К концу октября 1944 года после успешного завершения Мемельской и Рижской наступательных операций около 33 немецко-фашистских дивизий оказались отрезанными от Восточной Пруссии на Курляндском полуострове. Это была очень большая группировка, на несколько дивизий больше, чем под Сталинградом. Однако отличие курляндской группировки противника от сталинградской заключалось в [236] том, что она не была окружена полностью, как в Сталинграде, а прижата к Балтийскому морю. Поэтому курляндская группировка имела возможность маневрировать по фронту, по морю иметь связь с Германией. Немецко-фашистское командование не теряло надежды соединить свои войска с частями 3-й танковой армии, засевшими в Мемеле, а в дальнейшем с восточно-прусской группировкой.

Всю вторую половину октября и начало ноября войска нашей армии вели тяжелые бои, но продвижение наше шло медленно.

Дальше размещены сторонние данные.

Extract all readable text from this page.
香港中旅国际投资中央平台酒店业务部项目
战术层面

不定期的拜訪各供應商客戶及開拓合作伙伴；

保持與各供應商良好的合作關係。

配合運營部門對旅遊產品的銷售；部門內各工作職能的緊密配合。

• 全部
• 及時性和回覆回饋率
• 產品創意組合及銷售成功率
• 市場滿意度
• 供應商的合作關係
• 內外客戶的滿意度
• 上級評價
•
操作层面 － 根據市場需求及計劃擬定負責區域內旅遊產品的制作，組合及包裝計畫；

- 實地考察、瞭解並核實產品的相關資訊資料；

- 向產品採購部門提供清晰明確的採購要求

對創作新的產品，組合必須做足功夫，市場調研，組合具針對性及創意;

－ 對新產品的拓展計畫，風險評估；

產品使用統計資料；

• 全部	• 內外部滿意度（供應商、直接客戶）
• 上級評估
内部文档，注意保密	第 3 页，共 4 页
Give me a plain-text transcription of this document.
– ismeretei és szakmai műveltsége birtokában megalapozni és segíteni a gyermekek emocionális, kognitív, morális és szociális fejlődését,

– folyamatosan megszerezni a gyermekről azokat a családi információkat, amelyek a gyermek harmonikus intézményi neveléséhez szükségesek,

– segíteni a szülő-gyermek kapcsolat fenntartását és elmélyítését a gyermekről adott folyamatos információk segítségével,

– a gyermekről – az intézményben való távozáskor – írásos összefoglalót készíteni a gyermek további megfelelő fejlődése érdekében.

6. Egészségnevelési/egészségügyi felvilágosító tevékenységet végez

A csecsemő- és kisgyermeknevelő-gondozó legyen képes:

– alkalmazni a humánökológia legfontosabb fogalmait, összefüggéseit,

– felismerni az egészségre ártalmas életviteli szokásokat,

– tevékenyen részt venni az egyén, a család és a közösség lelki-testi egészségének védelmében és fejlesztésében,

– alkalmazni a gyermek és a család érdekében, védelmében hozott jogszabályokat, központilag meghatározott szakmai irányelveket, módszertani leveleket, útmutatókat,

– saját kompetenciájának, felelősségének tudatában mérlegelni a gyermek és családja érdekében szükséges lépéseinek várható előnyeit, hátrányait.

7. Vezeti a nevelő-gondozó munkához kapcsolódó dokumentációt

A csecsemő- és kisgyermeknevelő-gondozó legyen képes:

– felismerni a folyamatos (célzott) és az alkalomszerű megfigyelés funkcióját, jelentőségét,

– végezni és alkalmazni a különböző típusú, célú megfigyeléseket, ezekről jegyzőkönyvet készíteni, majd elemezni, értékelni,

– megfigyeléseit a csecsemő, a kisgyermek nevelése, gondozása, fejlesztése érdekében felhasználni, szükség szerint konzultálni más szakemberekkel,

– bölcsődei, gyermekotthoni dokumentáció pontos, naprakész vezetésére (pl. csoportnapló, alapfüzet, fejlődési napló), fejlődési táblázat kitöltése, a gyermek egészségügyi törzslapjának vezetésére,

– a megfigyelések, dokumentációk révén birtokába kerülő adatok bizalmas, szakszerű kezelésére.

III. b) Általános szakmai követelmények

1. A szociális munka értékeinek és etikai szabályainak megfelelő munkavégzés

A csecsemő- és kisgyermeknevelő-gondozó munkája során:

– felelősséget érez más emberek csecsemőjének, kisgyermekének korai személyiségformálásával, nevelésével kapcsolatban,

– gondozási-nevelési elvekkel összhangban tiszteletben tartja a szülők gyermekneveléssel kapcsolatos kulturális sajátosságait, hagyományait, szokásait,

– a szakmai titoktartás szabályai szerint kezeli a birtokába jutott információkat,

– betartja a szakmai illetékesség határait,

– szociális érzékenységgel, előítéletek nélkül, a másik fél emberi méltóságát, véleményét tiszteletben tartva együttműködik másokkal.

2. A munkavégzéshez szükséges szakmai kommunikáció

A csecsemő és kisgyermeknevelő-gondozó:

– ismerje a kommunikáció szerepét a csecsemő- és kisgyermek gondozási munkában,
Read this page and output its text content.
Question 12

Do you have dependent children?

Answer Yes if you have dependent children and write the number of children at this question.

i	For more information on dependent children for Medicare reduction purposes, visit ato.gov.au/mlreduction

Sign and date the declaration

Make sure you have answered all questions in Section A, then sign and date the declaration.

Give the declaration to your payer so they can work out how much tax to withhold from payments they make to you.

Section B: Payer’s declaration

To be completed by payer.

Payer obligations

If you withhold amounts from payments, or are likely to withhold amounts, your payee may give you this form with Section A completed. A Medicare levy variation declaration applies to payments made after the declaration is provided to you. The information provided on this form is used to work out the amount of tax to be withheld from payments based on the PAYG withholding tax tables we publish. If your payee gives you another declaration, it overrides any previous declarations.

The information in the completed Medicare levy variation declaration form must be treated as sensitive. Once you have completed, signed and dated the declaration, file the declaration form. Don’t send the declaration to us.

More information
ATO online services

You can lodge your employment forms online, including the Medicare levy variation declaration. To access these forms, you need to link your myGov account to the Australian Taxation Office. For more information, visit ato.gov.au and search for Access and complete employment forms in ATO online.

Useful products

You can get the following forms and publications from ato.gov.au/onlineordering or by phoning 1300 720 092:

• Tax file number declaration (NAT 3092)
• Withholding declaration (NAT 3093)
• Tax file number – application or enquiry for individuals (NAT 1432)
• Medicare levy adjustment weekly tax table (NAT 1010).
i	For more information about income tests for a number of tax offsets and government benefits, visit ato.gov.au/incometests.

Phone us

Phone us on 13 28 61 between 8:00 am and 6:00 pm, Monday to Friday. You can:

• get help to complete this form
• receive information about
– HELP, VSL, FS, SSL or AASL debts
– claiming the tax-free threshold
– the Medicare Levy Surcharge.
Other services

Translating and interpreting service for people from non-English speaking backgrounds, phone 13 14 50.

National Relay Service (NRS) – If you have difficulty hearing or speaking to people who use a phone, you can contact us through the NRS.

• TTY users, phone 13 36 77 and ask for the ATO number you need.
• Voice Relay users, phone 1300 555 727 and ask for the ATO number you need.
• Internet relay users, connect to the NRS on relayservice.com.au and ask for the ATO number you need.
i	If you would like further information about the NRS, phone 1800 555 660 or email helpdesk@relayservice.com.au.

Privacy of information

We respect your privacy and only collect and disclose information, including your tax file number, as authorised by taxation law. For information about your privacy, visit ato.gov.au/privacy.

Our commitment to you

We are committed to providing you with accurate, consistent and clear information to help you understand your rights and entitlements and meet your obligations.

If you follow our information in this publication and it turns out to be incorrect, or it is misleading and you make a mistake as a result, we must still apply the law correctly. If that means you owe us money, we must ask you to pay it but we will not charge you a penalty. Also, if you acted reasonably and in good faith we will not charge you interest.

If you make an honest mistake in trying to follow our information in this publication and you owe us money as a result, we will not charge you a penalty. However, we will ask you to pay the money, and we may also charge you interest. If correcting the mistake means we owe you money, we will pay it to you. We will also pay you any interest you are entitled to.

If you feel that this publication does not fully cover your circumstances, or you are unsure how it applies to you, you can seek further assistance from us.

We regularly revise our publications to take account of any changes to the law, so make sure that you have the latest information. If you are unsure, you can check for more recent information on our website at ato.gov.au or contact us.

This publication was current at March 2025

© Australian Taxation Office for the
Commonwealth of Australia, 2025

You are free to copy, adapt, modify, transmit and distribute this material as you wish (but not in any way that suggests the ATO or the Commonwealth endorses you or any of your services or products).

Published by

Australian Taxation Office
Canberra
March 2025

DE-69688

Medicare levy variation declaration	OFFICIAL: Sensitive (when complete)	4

В начале же второй половины ноября дороги стали настолько плохи, что даже тракторы не могли тянуть крупнокалиберную артиллерию. А сколько мук претерпели стрелковые войска! Люди шли в грязи буквально выше колена, еле вытягивая из нее ноги. Противник старался всячески использовать выгодные для обороны условия местности. Ему необходимо было во что бы то ни стало удержаться в Курляндии, где была построена весьма прочная оборона с большим количеством промежуточных рубежей. Немецко-фашистское командование непрерывно пополняло свои части, в Курляндии через порты Лиепая и Вентспилс. Каждые десять дней туда прибывало 10 тысяч человек.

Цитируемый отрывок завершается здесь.